Erneut wird Japan von einem Erdbeben heimgesucht. Die Behörden gaben zwischenzeitlich eine Tsunami-Warnung für die Pazifikküste aus. Sie wurde wieder aufgehoben. Es bestehe aber Gefahr weiterer Beben.

20.04.2026, 13:42 Uhr

Ein Erdbeben der Stärke 7,7 hat den Norden und Nordosten Japans erschüttert. Die japanische Wetterbehörde gab daraufhin eine Tsunami-Warnung für die Pazifikküste der Präfekturen Hokkaido, Aomori und Iwate heraus. Zeitweise wurde vor Wellen von bis zu drei Metern Höhe gewarnt. Am Abend wurde die Warnung wieder aufgehoben, dennoch riefen die Behörden die Bevölkerung weiter zur Vorsicht auf.

Zunächst war die Stärke des Bebens noch mit 7,5 angegeben worden, später wurde sie nach oben korrigiert. Das Epizentrum lag vor der Küste im Meer in einer Tiefe von etwa zehn Kilometern. In fünf Präfekturen ordneten die Behörden Evakuierungen für rund 170.000 Menschen an.

Parallel dazu veröffentlichte die Wetterbehörde eine allgemeine Erdbebenwarnung für den Norden des Landes und weitere Regionen. Nach Angaben des Senders NHK wurden 182 Gemeinden in sieben Präfekturen aufgefordert, Maßnahmen zum Katastrophenschutz einzuleiten. Betroffen war demnach auch die Kanto-Region mit dem Großraum Tokio. Ministerpräsidentin Sanae Takaichi mahnte, sich in den kommenden Tagen auf mögliche weitere starke Erdstöße vorzubereiten.

Flutwellen an der Küste registriert

Im Hafen von Kuji in der Präfektur Iwate wurde nach Medienberichten eine Flutwelle von 80 Zentimetern gemessen. Auch an anderen Küstenorten wurden kleinere Wellen registriert. Berichte über größere Schäden oder schwere Verletzte lagen zunächst nicht vor.

In der Atomruine Fukushima Daiichi sowie in Kernkraftwerken der Präfekturen Miyagi und Aomori wurden laut der Nachrichtenagentur Kyodo keine Auffälligkeiten festgestellt. Fukushima Daiichi war im März 2011 nach einem schweren Erdbeben und einem massiven Tsunami von mehreren Kernschmelzen betroffen, nachdem die Kühlsysteme ausgefallen waren.

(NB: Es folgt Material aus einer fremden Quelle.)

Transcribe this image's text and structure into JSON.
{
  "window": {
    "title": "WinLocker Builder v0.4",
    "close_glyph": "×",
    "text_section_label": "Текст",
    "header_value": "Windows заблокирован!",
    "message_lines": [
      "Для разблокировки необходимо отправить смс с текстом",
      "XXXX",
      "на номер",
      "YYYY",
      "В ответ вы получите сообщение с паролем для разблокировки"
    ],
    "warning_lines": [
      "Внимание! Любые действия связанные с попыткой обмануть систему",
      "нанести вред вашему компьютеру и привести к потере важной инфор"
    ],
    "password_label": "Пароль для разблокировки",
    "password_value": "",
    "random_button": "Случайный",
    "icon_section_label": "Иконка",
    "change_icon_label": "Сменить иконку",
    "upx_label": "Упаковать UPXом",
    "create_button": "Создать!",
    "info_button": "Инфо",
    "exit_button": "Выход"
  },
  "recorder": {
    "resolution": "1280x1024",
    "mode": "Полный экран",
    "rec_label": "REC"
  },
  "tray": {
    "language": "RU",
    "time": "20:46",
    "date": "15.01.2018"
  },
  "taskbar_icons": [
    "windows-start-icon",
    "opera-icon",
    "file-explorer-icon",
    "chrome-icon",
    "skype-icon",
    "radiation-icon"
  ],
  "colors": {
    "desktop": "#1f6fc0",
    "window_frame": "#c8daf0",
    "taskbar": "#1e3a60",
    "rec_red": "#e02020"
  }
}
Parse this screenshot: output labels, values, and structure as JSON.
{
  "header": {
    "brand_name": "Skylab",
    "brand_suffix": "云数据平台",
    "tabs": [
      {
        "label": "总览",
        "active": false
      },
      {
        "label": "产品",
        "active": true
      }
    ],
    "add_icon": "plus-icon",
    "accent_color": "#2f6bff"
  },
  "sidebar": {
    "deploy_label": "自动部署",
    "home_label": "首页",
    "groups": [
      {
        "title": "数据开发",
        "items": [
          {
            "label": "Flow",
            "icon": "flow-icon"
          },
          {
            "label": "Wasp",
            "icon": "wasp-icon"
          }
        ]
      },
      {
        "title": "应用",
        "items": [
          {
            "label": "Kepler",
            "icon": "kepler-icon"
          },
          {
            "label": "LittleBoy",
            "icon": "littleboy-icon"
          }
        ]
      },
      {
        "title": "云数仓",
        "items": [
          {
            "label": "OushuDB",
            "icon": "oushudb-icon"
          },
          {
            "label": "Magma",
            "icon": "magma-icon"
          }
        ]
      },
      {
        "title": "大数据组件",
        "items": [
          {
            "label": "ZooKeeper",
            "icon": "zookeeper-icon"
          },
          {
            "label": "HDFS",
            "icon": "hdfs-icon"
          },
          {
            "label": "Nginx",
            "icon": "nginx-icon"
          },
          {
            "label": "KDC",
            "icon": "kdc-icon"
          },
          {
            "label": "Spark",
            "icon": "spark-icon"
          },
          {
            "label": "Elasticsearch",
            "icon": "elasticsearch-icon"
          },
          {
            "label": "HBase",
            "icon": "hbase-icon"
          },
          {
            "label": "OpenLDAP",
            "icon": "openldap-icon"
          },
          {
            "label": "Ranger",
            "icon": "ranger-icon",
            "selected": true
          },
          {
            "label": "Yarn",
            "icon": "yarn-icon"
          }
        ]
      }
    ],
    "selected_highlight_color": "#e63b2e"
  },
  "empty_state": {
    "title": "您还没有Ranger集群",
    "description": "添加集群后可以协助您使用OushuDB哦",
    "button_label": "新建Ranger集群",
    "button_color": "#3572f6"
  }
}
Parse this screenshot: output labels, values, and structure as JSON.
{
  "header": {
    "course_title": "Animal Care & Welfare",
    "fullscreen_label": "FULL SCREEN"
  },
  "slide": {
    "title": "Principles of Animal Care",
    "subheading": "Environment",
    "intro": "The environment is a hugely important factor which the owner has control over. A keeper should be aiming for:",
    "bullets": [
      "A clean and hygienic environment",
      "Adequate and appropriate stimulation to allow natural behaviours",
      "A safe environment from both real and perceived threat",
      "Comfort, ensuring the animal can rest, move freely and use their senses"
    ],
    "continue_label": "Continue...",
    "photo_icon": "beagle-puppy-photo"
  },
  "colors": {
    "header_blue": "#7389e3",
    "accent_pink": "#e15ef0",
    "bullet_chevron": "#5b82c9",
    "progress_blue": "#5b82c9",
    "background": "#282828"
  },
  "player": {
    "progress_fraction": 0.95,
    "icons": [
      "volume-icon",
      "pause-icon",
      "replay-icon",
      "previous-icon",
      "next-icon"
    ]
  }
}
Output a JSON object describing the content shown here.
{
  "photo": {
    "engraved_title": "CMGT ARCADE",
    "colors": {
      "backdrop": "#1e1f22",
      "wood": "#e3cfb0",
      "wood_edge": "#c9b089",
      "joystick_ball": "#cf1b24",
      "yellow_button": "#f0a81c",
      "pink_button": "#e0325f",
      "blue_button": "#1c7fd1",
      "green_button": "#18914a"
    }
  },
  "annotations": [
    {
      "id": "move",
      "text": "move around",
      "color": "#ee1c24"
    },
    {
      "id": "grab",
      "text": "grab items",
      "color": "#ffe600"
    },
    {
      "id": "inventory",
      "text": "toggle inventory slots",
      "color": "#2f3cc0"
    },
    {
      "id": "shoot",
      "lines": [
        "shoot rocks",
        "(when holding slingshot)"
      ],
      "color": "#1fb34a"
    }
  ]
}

Tsunamis entstehen, wenn Erdbeben oder Vulkanausbrüche den Meeresboden erschüttern. Anders als gewöhnliche Oberflächenwellen bewegen sie auch tiefe Wasserschichten und können dadurch besonders zerstörerisch sein. NHK wies darauf hin, dass zwischen ersten Veränderungen des Meeresspiegels und dem Eintreffen der größten Wellen mehrere Stunden liegen können. Japan zählt weltweit zu den Ländern mit besonders hoher Erdbebengefahr.